Do Vegetable Oils Increase Cholesterol Levels?
However, be careful because some product companies write "Cholesterol Free" or "Hydrogenated Vegetable Oil" on their packaging, so beware of these two labels. There is no advantage in being cholesterol-free because the actual harm is from trans fats and saturated fats, the amount of which should be seen on the labeling. These companies label trans fats as "hydrogenated vegetable oils," which are no less than toxic and are completely banned in many countries, including the United States. Therefore, when we see "vegetable oils" written, we consider them beneficial for health. To be clear, trans fats are formed from the hydrogenation of vegetable oil, also known as hydrogenated vegetable oil. One question is why trans fats are used in restaurant meals and other products like sweets and why vegetable oil is not used? This is because vegetable oils and their products can quickly become foul-smelling and spoil, while hydrogenation can prevent them from smelling and spoilage for a long time.
Should Fats Be Included in Diet?
Fats are part of the diet and are necessary for absorbing some vitamins, such as vitamins A, D, E, and K. It is recommended to have 20 to 35 percent of daily required calories from fats.

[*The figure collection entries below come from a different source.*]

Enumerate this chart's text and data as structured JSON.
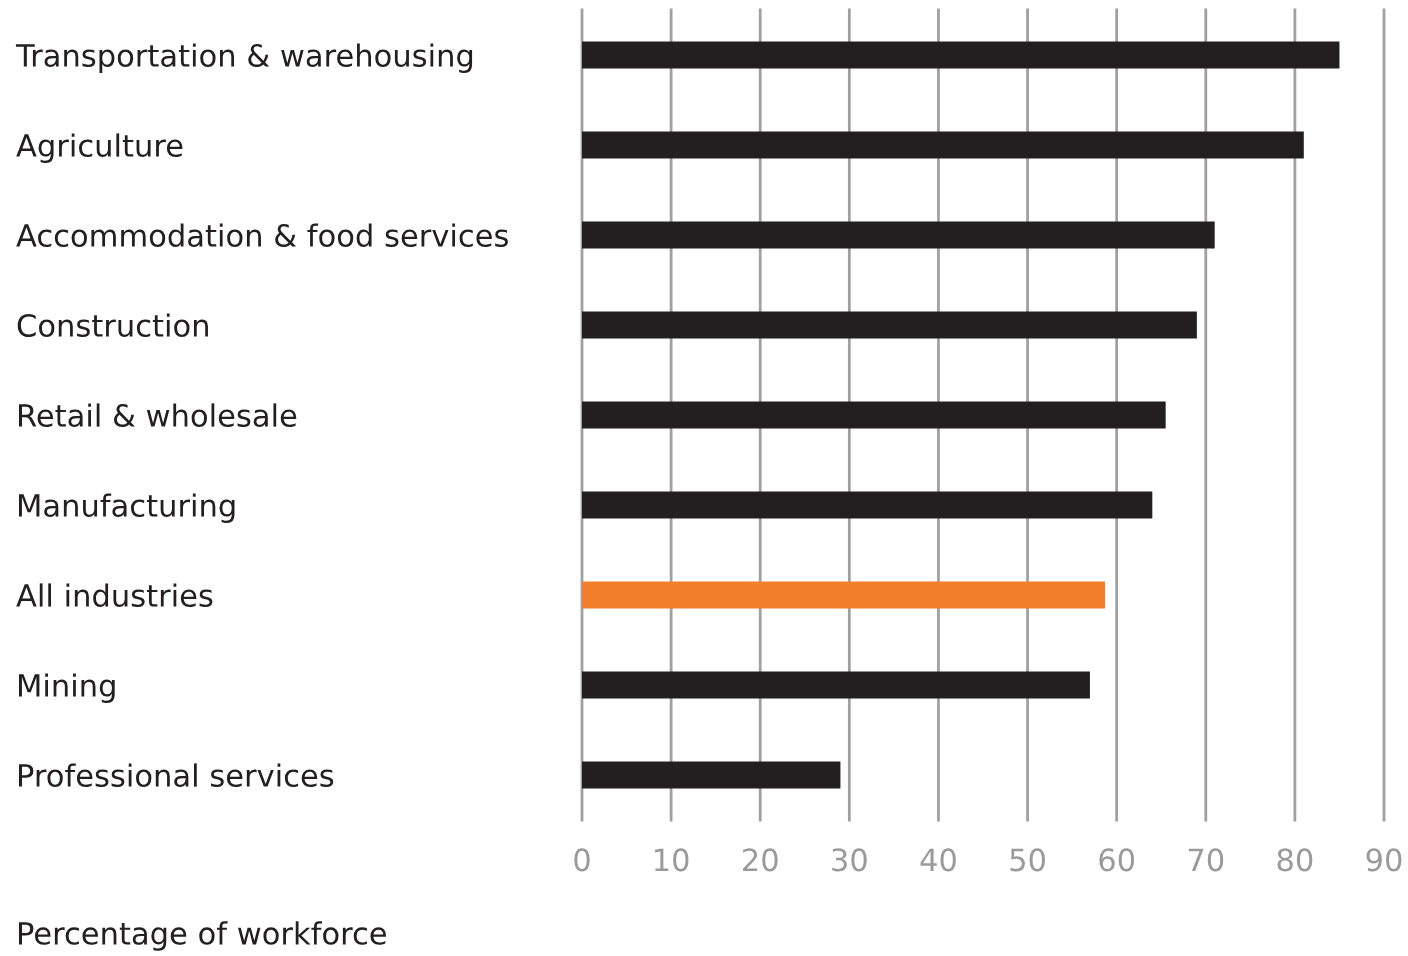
{
  "chart_data": {
    "type": "bar",
    "orientation": "horizontal",
    "categories": [
      "Transportation & warehousing",
      "Agriculture",
      "Accommodation & food services",
      "Construction",
      "Retail & wholesale",
      "Manufacturing",
      "All industries",
      "Mining",
      "Professional services"
    ],
    "values": [
      85,
      81,
      71,
      69,
      65.5,
      64,
      58.7,
      57,
      29
    ],
    "colors": [
      "#231f20",
      "#231f20",
      "#231f20",
      "#231f20",
      "#231f20",
      "#231f20",
      "#f37f2d",
      "#231f20",
      "#231f20"
    ],
    "xlim": [
      0,
      90
    ],
    "xticks": [
      0,
      10,
      20,
      30,
      40,
      50,
      60,
      70,
      80,
      90
    ],
    "annotations": [
      "Percentage of workforce"
    ],
    "grid": "x"
  }
}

Cholesterol itself is also necessary. Vitamin D is made from cholesterol, and hormones such as estrogens and testosterone are made from cholesterol. Moreover, cholesterol is part of the cell membrane.
So does a cholesterol-containing diet harm anyone? Hypercholesterolemia can be caused by high cholesterol in the diet in some people, most of whom are diabetics or have high blood cholesterol levels and heart disease. Such people should also be careful with cholesterol-rich foods.